Are there people making up data and doing other truly unethical things in social psychology? Probably. But there are people out there doing unethical things in every profession in the world. And as with most of those other professions, the truly unethical are a tiny minority and setting up rules to govern everyone else isn’t going to change their behavior. Instead, the mistrust and suspicion will only hurt everyone else, creating an atmosphere where people are willing to destroy the reputations of other researchers without hard evidence. Indeed, it already feels like open season on researchers out there, with accusations of fraud and carelessness everywhere one looks.

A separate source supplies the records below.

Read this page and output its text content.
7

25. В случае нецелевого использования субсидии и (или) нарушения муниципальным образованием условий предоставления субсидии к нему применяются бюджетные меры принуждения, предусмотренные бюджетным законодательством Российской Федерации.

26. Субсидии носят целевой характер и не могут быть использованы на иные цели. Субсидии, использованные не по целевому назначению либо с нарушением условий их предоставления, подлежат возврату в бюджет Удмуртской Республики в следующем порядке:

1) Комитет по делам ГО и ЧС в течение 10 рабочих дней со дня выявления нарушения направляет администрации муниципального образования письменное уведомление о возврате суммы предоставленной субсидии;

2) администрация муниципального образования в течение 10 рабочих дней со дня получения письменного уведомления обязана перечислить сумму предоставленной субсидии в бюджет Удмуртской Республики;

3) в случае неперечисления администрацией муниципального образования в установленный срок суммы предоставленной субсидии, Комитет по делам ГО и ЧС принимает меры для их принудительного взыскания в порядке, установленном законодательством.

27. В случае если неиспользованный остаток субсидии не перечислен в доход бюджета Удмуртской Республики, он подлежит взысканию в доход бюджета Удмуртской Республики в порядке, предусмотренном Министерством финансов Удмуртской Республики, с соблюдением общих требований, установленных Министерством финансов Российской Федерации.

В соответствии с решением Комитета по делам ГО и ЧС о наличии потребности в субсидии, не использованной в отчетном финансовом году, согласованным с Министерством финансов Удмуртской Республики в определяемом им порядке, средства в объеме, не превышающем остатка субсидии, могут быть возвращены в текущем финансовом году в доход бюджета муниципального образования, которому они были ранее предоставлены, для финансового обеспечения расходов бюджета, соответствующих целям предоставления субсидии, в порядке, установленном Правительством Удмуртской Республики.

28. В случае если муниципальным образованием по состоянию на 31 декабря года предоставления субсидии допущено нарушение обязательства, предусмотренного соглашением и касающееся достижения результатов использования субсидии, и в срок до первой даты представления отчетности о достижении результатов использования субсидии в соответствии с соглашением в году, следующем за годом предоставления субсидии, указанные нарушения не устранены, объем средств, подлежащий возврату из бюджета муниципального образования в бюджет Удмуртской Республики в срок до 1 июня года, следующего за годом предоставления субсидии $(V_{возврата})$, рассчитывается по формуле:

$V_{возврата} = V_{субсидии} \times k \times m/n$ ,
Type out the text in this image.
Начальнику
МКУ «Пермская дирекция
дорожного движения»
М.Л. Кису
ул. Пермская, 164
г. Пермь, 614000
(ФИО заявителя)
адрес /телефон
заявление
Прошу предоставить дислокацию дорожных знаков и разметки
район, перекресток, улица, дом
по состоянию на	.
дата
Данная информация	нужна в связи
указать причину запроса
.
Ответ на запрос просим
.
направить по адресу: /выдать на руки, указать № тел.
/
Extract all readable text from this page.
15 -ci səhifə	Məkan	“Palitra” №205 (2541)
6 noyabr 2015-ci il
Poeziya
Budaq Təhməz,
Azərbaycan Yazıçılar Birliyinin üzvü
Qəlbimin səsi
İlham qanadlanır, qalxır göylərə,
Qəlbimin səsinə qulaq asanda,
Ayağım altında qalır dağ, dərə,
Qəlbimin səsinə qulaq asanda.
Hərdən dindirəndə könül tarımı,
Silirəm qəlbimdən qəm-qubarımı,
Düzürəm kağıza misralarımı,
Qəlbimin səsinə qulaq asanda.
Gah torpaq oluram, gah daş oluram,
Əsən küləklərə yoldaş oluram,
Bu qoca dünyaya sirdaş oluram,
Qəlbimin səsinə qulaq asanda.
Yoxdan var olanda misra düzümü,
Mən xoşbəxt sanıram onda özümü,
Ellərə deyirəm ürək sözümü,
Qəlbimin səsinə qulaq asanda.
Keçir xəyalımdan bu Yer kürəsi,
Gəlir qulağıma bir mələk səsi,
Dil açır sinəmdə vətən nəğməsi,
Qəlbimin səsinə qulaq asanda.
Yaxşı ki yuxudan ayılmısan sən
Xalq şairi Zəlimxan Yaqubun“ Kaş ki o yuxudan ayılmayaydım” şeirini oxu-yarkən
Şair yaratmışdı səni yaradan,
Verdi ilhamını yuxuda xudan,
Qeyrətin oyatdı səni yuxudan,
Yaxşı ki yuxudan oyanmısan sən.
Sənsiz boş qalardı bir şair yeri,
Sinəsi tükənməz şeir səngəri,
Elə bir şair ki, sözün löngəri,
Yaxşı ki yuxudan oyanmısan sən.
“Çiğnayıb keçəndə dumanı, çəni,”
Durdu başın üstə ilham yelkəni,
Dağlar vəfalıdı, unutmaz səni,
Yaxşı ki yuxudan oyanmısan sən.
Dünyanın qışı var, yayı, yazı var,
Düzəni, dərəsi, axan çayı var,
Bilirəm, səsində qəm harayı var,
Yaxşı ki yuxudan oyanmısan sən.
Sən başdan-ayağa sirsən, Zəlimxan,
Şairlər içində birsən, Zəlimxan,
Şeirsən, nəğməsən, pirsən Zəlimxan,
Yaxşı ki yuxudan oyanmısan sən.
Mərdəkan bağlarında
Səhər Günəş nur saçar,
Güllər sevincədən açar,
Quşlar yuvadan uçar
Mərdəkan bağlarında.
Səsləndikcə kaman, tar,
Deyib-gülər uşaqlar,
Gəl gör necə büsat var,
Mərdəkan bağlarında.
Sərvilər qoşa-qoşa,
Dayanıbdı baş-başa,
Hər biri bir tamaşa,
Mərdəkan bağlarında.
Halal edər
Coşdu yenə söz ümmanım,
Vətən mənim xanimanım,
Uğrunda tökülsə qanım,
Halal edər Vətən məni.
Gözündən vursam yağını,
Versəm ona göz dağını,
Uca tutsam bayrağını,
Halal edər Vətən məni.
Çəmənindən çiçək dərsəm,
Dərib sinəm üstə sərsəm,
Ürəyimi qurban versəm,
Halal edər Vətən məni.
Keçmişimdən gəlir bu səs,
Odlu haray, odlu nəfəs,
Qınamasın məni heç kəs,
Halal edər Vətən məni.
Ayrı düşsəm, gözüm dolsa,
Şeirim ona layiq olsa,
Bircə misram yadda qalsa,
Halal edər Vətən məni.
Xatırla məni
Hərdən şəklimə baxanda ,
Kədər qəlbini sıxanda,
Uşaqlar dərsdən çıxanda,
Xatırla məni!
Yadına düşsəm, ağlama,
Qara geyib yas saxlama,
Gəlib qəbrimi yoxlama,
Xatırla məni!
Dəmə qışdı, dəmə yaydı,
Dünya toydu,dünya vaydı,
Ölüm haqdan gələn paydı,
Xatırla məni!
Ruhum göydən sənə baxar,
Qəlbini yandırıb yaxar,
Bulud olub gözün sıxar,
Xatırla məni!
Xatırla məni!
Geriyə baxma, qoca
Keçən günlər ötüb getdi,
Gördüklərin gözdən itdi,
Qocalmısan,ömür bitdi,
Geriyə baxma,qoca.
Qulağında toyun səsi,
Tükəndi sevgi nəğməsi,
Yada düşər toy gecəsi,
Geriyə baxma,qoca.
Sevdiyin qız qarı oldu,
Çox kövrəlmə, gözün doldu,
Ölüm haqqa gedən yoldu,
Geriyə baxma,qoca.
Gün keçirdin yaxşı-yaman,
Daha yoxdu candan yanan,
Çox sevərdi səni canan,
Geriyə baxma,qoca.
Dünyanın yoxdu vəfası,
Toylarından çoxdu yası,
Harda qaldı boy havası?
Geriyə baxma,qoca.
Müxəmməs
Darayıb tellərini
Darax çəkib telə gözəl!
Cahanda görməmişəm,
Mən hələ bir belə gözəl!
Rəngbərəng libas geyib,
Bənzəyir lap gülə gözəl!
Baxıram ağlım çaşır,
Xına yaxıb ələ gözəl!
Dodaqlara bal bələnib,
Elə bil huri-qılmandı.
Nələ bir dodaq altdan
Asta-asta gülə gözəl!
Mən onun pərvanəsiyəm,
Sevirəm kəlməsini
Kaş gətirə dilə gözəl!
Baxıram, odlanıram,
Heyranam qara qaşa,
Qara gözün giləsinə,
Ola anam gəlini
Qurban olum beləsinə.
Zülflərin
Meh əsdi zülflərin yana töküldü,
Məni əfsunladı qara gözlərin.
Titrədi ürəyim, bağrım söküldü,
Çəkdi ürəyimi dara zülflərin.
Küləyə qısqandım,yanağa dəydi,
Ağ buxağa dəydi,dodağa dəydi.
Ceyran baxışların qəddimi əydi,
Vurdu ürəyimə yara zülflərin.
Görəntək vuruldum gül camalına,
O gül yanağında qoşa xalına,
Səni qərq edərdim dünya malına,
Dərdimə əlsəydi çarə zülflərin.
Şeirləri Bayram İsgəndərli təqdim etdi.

So, for me, this is the crisis in Social Psychology right now. It isn’t a crisis of a field filled with false findings. It is a crisis that has been building – a few bad apples, controversial findings, and inaccurate press clippings led to a replication movement which led, I am afraid, to public mistrust of a disturbing magnitude. The ramifications of that mistrust worry me a great deal because I have confidence in my field. More than that, I love my field. I love what we study. I love the potential of our science to help humans understand love and prejudice and the little moments that make life meaningful and special – the social moments. I love the way we disagree. I love the way our science moves and builds in fits and starts and reboots and tiny incremental and elegant steps. I love what I do and I really, really believe in it and believe that it is important. So the crisis in social psychology that worries me is the crisis in confidence — our confidence in our data, our confidence in one another, and the world’s confidence in us. There are many reasons why replications fail and ignoring those reasons will only lead to failure for us all.